Inputs follow query_displaced_knn(...) plus values: (B, N, H, Ch). The return shape is (B, N, H, Ch).

The only supported reduction is "weighted_mean". It uses inverse squared-distance weights. Exact hits use the unweighted mean over exact-hit neighbors. Any other reduction raises ValueError.

Gradients flow to values only.
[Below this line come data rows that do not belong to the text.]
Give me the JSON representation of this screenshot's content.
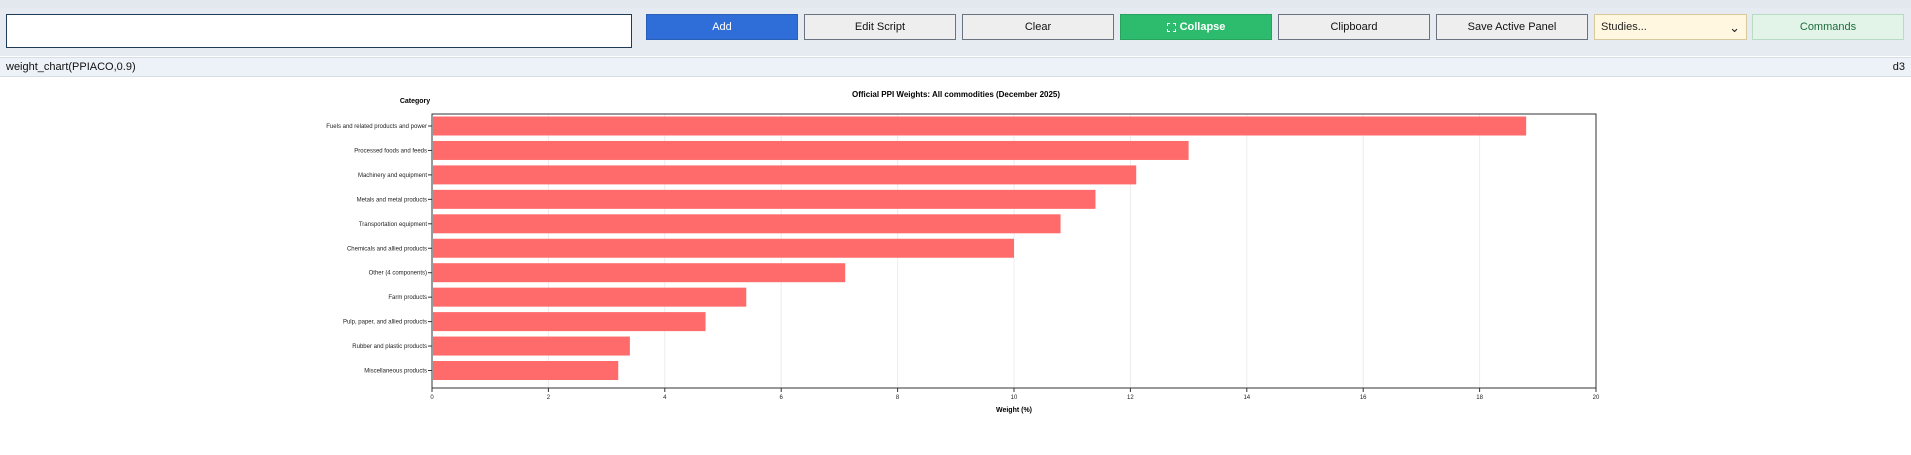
{
  "toolbar": {
    "input_value": "",
    "add_label": "Add",
    "edit_script_label": "Edit Script",
    "clear_label": "Clear",
    "collapse_label": "Collapse",
    "clipboard_label": "Clipboard",
    "save_active_panel_label": "Save Active Panel",
    "studies_selected": "Studies...",
    "commands_label": "Commands"
  },
  "panel": {
    "title": "weight_chart(PPIACO,0.9)",
    "tag": "d3"
  },
  "colors": {
    "bar": "#ff6b6b",
    "add_button": "#2f6ed8",
    "collapse_button": "#2dbb6d"
  },
  "chart_data": {
    "type": "bar",
    "orientation": "horizontal",
    "title": "Official PPI Weights: All commodities (December 2025)",
    "xlabel": "Weight (%)",
    "ylabel": "Category",
    "xlim": [
      0,
      20
    ],
    "x_ticks": [
      "0",
      "2",
      "4",
      "6",
      "8",
      "10",
      "12",
      "14",
      "16",
      "18",
      "20"
    ],
    "grid": true,
    "categories": [
      "Fuels and related products and power",
      "Processed foods and feeds",
      "Machinery and equipment",
      "Metals and metal products",
      "Transportation equipment",
      "Chemicals and allied products",
      "Other (4 components)",
      "Farm products",
      "Pulp, paper, and allied products",
      "Rubber and plastic products",
      "Miscellaneous products"
    ],
    "values": [
      18.8,
      13.0,
      12.1,
      11.4,
      10.8,
      10.0,
      7.1,
      5.4,
      4.7,
      3.4,
      3.2
    ]
  }
}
They do not flow to pos, q, indices, or distances.

FPS

fps

fps(
    points: torch.Tensor,
    target_tokens: int,
    *,
    seed: int = 0,
    r: int = 4,
    c: int = 2,
    alpha: float = 0.25,
    mode: str = "exact_bucketed",
    bucket_size: int = 256,
    use_graph: bool = True,
) -> FPSResult

Farthest point sampling geometry for CUDA point clouds.

Input shapes:

  • Single sample: points: (N, D).
  • Fixed-size batch: points: (B, N, D).

target_tokens must be in [1, N]. seed must be -1 or an original point index in [0, N). seed=-1 chooses the point nearest the input AABB center.

Modes:

  • "exact_bucketed": default exact path.
  • "exact_full_scan": exact full-scan fallback.
  • "approx_bucketed": opt-in approximate bucket-queue path.
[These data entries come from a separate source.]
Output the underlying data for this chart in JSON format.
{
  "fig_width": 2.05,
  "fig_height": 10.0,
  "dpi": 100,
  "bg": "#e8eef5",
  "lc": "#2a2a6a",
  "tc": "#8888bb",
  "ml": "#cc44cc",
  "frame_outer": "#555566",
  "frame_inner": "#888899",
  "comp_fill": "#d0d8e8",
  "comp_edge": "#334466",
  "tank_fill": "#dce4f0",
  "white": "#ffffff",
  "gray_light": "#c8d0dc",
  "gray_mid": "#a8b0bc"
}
For "approx_bucketed", r must be in [1, 8], c >= 1, and r * c <= 32. alpha must be nonnegative. Invalid mode or knob values raise ValueError.
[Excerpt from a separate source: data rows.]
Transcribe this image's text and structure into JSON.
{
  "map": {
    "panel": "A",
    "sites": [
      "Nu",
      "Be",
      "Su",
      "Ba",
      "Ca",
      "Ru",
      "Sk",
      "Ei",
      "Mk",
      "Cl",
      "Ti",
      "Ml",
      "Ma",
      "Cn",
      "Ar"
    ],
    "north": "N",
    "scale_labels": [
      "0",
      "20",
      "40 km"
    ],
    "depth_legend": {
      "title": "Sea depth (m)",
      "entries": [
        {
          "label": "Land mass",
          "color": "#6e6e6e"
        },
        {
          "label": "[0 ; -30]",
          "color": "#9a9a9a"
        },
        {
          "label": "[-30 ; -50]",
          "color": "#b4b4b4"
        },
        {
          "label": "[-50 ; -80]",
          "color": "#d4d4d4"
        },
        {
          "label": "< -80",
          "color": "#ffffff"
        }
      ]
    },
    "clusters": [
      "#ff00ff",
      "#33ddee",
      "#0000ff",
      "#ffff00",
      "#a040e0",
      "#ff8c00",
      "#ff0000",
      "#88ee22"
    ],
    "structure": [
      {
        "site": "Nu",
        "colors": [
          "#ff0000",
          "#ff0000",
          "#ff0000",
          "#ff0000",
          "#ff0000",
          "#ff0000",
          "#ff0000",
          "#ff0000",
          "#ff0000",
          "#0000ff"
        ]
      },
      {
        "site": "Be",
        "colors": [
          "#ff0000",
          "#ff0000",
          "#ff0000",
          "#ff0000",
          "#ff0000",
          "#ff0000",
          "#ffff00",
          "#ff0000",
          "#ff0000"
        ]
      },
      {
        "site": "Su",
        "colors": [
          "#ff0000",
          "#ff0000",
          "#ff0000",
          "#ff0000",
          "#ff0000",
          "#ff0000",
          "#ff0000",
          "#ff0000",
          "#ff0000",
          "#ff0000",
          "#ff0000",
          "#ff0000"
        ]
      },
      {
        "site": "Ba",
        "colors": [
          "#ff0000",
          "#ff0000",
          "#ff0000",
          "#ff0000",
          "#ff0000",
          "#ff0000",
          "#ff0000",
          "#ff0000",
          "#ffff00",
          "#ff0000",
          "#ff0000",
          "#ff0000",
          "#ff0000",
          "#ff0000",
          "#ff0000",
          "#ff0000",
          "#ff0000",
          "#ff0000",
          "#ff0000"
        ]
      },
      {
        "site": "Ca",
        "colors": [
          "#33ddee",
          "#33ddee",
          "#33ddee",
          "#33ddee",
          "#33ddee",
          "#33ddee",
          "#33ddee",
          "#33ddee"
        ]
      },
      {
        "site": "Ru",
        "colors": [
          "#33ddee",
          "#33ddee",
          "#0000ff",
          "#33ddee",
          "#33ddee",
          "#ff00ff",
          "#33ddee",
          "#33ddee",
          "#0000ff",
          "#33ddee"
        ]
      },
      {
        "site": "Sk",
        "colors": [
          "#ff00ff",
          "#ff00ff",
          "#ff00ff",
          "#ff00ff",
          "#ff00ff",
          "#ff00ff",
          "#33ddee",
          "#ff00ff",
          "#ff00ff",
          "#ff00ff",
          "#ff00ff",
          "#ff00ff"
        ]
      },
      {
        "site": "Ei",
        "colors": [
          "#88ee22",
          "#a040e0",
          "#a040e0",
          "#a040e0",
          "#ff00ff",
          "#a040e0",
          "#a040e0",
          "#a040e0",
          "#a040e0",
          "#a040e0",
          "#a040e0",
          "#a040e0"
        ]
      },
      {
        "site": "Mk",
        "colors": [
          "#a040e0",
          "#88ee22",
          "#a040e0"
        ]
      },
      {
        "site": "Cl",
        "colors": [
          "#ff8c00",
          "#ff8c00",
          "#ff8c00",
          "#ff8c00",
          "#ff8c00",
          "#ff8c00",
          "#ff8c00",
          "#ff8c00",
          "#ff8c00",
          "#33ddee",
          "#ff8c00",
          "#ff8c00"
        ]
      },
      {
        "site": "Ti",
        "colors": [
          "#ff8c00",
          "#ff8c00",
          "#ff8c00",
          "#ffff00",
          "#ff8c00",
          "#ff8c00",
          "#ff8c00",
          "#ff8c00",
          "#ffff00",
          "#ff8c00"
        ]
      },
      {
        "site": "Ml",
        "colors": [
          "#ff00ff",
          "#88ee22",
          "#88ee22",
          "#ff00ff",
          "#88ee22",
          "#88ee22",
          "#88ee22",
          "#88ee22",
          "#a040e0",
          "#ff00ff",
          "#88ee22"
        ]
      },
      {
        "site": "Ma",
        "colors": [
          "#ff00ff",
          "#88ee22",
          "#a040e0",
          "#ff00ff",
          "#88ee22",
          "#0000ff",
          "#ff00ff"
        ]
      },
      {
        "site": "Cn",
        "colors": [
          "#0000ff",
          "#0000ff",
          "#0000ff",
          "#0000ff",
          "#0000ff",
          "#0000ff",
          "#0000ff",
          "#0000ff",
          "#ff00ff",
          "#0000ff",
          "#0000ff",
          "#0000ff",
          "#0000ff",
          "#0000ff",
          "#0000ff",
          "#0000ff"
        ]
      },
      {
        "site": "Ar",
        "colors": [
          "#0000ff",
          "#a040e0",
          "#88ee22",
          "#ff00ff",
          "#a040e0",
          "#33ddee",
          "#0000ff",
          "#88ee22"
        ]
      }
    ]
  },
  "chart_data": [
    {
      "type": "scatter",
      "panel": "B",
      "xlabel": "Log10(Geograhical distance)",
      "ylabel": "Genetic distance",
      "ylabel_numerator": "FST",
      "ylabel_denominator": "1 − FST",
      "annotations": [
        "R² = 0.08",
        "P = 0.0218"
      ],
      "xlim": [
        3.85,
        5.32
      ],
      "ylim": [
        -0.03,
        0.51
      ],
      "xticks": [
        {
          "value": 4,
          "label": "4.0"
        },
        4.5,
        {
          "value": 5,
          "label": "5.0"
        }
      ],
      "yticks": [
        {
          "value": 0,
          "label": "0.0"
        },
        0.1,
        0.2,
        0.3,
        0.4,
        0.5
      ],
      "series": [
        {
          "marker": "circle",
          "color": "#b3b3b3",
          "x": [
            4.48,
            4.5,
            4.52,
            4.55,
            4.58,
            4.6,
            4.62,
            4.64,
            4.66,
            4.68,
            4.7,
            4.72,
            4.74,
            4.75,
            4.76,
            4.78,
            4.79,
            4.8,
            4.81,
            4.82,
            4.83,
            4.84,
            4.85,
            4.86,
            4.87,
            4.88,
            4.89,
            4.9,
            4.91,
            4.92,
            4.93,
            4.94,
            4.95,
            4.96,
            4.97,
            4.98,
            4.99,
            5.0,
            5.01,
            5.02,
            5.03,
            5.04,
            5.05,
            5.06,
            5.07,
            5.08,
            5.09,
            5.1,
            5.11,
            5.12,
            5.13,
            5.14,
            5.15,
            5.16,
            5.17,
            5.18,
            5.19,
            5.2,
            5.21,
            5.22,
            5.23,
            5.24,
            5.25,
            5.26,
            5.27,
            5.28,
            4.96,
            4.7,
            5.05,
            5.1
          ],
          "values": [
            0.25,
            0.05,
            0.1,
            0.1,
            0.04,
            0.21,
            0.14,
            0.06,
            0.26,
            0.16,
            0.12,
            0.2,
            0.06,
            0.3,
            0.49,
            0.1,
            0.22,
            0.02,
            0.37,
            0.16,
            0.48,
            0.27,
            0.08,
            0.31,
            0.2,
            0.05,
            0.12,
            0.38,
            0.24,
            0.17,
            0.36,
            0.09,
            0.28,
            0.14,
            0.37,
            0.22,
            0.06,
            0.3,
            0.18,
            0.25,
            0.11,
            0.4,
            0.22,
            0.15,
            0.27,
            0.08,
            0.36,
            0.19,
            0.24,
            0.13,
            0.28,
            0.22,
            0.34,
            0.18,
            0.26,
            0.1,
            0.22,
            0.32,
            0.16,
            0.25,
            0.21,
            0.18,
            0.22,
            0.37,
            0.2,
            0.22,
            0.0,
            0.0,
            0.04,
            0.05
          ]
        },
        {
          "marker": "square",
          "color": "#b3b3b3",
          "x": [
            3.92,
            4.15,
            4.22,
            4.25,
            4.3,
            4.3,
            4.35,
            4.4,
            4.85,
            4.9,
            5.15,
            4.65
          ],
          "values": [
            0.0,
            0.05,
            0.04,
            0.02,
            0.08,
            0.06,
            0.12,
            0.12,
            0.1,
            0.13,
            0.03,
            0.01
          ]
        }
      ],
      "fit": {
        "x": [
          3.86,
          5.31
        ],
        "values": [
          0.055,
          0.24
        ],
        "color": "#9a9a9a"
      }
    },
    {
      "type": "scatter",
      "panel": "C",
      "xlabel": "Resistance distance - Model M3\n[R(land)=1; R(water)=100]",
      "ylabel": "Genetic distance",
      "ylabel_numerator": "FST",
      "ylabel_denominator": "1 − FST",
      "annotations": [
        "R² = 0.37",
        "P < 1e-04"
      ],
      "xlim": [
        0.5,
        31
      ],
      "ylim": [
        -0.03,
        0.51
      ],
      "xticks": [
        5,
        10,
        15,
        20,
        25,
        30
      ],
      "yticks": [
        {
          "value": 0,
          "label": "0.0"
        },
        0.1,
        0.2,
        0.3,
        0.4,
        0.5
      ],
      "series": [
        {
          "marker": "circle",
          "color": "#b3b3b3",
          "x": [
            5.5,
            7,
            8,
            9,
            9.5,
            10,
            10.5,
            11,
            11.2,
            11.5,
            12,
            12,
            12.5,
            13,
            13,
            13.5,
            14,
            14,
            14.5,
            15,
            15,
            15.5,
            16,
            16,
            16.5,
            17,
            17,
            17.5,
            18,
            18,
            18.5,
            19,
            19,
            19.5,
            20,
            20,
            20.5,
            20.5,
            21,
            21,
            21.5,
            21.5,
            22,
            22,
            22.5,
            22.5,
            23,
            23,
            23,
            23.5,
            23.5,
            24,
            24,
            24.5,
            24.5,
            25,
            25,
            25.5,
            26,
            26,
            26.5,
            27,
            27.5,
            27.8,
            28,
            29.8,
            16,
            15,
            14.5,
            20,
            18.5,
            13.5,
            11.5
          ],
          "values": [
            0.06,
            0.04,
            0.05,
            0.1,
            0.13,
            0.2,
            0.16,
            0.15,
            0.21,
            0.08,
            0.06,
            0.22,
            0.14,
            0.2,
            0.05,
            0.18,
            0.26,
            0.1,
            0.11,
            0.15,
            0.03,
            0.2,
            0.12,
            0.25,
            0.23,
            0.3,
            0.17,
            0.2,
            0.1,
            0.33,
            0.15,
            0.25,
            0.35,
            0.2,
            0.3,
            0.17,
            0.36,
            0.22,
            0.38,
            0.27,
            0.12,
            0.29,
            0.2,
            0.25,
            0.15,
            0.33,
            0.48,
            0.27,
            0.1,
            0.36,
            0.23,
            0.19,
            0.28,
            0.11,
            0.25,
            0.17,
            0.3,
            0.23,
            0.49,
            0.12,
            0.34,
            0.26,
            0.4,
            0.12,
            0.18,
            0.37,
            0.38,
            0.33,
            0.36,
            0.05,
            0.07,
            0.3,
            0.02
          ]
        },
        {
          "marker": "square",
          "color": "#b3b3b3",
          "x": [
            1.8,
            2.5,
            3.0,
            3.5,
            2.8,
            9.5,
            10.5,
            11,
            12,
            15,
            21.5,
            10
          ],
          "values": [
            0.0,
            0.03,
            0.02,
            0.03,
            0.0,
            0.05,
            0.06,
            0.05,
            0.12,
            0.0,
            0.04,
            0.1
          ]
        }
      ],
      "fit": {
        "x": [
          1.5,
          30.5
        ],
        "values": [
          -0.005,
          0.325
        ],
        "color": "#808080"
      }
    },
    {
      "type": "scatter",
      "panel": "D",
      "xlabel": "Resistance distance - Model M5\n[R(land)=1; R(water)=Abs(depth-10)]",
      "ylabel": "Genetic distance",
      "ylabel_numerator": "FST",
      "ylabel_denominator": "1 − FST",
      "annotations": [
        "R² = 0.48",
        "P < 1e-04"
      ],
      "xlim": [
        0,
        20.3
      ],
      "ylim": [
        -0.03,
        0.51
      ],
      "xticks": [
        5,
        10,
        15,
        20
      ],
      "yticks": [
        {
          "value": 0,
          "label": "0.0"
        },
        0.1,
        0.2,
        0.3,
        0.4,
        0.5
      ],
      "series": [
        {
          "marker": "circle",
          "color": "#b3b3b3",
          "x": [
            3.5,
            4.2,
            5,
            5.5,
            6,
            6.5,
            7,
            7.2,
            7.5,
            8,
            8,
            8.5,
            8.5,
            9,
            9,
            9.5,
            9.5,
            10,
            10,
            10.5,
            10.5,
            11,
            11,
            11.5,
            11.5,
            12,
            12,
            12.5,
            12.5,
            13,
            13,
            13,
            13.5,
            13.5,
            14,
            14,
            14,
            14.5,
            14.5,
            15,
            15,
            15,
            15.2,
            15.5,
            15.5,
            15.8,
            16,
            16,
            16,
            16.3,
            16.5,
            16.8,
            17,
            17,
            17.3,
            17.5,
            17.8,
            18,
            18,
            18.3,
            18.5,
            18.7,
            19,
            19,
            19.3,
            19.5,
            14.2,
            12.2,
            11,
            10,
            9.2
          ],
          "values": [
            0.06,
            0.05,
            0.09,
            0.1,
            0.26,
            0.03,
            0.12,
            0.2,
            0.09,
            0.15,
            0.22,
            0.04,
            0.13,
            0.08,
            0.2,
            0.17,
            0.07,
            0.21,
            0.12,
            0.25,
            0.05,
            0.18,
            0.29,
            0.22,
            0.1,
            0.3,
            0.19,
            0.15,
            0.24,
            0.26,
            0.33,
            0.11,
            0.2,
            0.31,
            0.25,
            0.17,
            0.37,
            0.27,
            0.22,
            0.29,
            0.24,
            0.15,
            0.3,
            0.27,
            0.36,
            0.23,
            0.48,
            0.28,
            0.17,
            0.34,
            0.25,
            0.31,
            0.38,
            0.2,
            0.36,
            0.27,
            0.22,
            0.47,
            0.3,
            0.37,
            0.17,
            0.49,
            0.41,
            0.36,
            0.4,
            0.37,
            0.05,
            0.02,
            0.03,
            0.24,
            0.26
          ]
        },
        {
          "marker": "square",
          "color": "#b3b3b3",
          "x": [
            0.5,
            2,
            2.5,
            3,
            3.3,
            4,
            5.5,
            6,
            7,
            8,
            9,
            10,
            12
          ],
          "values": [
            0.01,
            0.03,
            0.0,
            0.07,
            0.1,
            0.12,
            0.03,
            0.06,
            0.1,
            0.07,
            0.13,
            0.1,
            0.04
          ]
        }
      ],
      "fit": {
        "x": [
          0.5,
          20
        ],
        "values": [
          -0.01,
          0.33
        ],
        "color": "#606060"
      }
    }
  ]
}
FPS is non-differentiable. It returns geometry and assignment metadata for use in user-owned pooling or unpooling logic.

FPSResult

@dataclass
class FPSResult:
    indices: torch.Tensor
    points: torch.Tensor
    nearest_anchor: torch.Tensor
    nearest_anchor_dist_sq: torch.Tensor
    anchor_radius: torch.Tensor
    anchor_counts: torch.Tensor
    coarse_order: torch.Tensor
    selection_order_indices: torch.Tensor

Single-sample result shapes:

Field Shape Dtype Meaning
indices (M,) int64 selected original source indices in selection order
points (M, D) float32 selected anchor points
nearest_anchor (N,) int32 selection-order anchor assignment for each source point
nearest_anchor_dist_sq (N,) float32 squared distance to assigned anchor
anchor_radius (M,) float32 max assigned squared distance per anchor
anchor_counts (M,) int32 number of source points assigned per anchor
coarse_order (M,) int64 permutation ordering anchors by BVH leaf position
selection_order_indices (M,) int64 selected original indices in FPS selection order

Batched result shapes add a leading B: indices: (B, M), points: (B, M, D), assignment fields over source points as (B, N), and anchor fields as (B, M).

nearest_anchor indexes anchors in selection order, not Morton order. To gather anchors in Morton order, first gather with coarse_order and remap assignments accordingly in user code.

Constants

SUPPORTED_K = (4, 8, 16)
SUPPORTED_DIMS = (2, 3)

These constants record the public supported k-NN sizes and geometry dimensions.

Debug Helpers

The package also exports small arithmetic/debug symbols used by tests: implicit_tree_ancestor, implicit_tree_descendant, implicit_tree_summary, morton_encode_2d, morton_encode_3d, morton_split2, morton_split3, and smoke_add_one. They are not user-facing workflow APIs.